Technological Correlates of Gwaii Haanas Microblades

Pages 91-118 | Published online: 01 Apr 2016
 

Abstract

Microblade technology in Gwaii Haanas appears to develop from a lithic technology based on bifaces and unifacial scraperplane tools. At the high resolution Richardson Island site, there are char temporal trends in artifact frequencies, particularly among bifaces, microblades and scraperplane classes, as well as raw material types, that strongly support a model of in-situ change. These changes are gradual, not sudden. The trends continue at the two slightly later and geographically separate microblade-bearing sites of Arrow Creek I and Lyell Bay, indicating they are not isolated to one location. Some morphological clues among the scraperplane classes and microblade cores are perhaps revealing of consistencies in manufacturing behaviour in pre-miaroblade and microblade phases.

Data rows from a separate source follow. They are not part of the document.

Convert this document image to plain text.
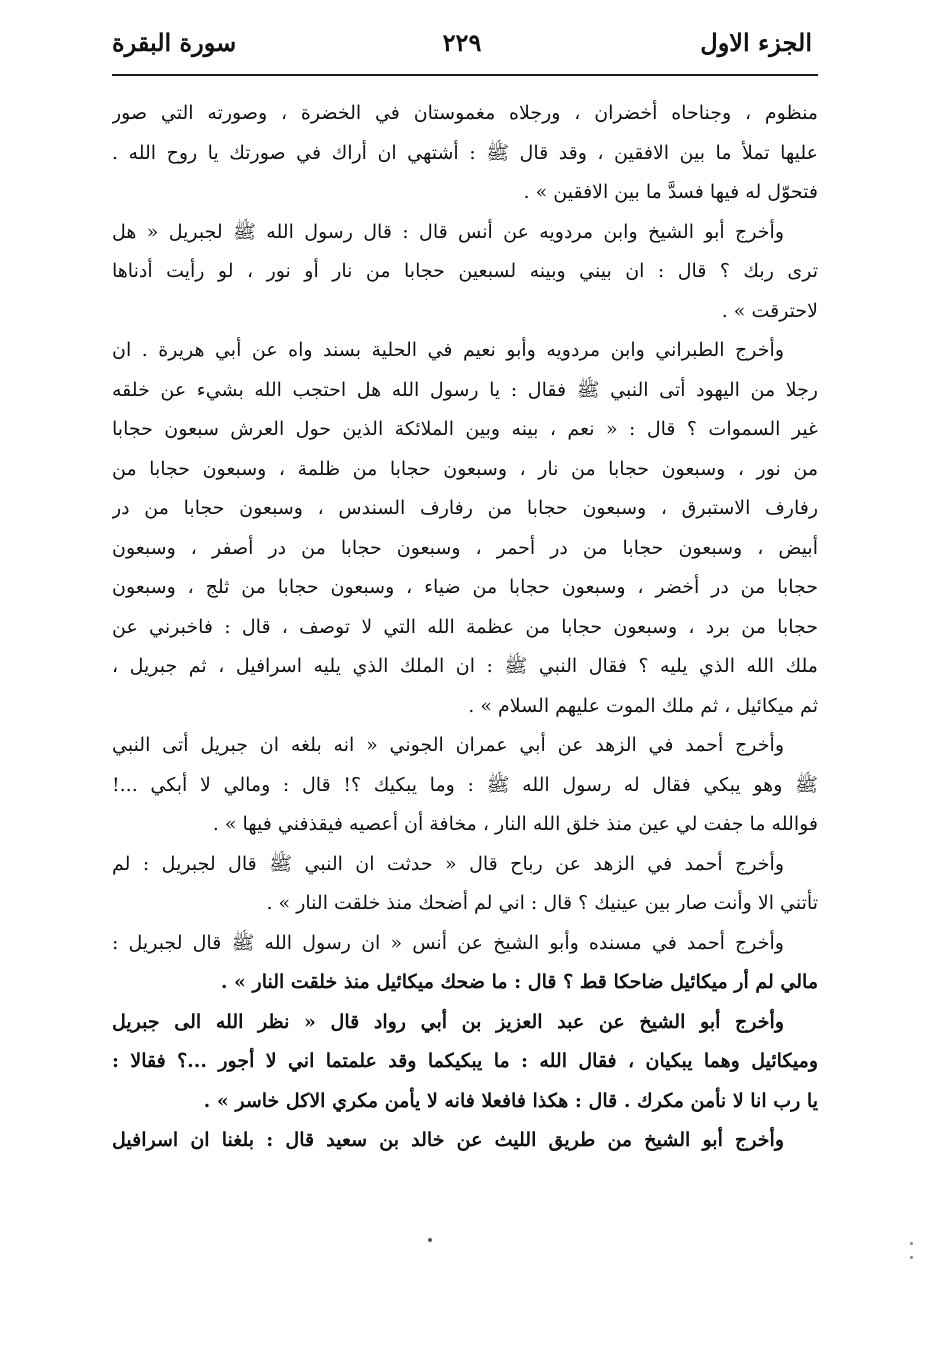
الجزء الاول
٢٢٩
سورة البقرة
منظوم ، وجناحاه أخضران ، ورجلاه مغموستان في الخضرة ، وصورته التي صور
عليها تملأ ما بين الافقين ، وقد قال ﷺ : أشتهي ان أراك في صورتك يا روح الله .
فتحوّل له فيها فسدَّ ما بين الافقين » .
وأخرج أبو الشيخ وابن مردويه عن أنس قال : قال رسول الله ﷺ لجبريل « هل
ترى ربك ؟ قال : ان بيني وبينه لسبعين حجابا من نار أو نور ، لو رأيت أدناها
لاحترقت » .
وأخرج الطبراني وابن مردويه وأبو نعيم في الحلية بسند واه عن أبي هريرة . ان
رجلا من اليهود أتى النبي ﷺ فقال : يا رسول الله هل احتجب الله بشيء عن خلقه
غير السموات ؟ قال : « نعم ، بينه وبين الملائكة الذين حول العرش سبعون حجابا
من نور ، وسبعون حجابا من نار ، وسبعون حجابا من ظلمة ، وسبعون حجابا من
رفارف الاستبرق ، وسبعون حجابا من رفارف السندس ، وسبعون حجابا من در
أبيض ، وسبعون حجابا من در أحمر ، وسبعون حجابا من در أصفر ، وسبعون
حجابا من در أخضر ، وسبعون حجابا من ضياء ، وسبعون حجابا من ثلج ، وسبعون
حجابا من برد ، وسبعون حجابا من عظمة الله التي لا توصف ، قال : فاخبرني عن
ملك الله الذي يليه ؟ فقال النبي ﷺ : ان الملك الذي يليه اسرافيل ، ثم جبريل ،
ثم ميكائيل ، ثم ملك الموت عليهم السلام » .
وأخرج أحمد في الزهد عن أبي عمران الجوني « انه بلغه ان جبريل أتى النبي
ﷺ وهو يبكي فقال له رسول الله ﷺ : وما يبكيك ؟! قال : ومالي لا أبكي ...!
فوالله ما جفت لي عين منذ خلق الله النار ، مخافة أن أعصيه فيقذفني فيها » .
وأخرج أحمد في الزهد عن رباح قال « حدثت ان النبي ﷺ قال لجبريل : لم
تأتني الا وأنت صار بين عينيك ؟ قال : اني لم أضحك منذ خلقت النار » .
وأخرج أحمد في مسنده وأبو الشيخ عن أنس « ان رسول الله ﷺ قال لجبريل :
مالي لم أر ميكائيل ضاحكا قط ؟ قال : ما ضحك ميكائيل منذ خلقت النار » .
وأخرج أبو الشيخ عن عبد العزيز بن أبي رواد قال « نظر الله الى جبريل
وميكائيل وهما يبكيان ، فقال الله : ما يبكيكما وقد علمتما اني لا أجور ...؟ فقالا :
يا رب انا لا نأمن مكرك . قال : هكذا فافعلا فانه لا يأمن مكري الاكل خاسر » .
وأخرج أبو الشيخ من طريق الليث عن خالد بن سعيد قال : بلغنا ان اسرافيل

The initial phases of widespread, indeed pervasive, microblade manufacture coincide with peak Holocene sea level rise and stabilization at about 9000 B.P. Therefore, in-situ technological change could relate directly to stabilization of key subsistence resources whose use is facilitated by microblades, loss of resources through flooding that led to a refocus of extractive strategies (such as loss of access to stone sources or various plant species), a combination of those, or other reasons. Alternatively, the observable changes occurred as a result of other factors, such as population replacement. This suggestion of in-situ microblade technology development has bearing on the nature of microblade appearances in other areas of the greater Northwest in the late Pleistocene and throughout the Holocene period.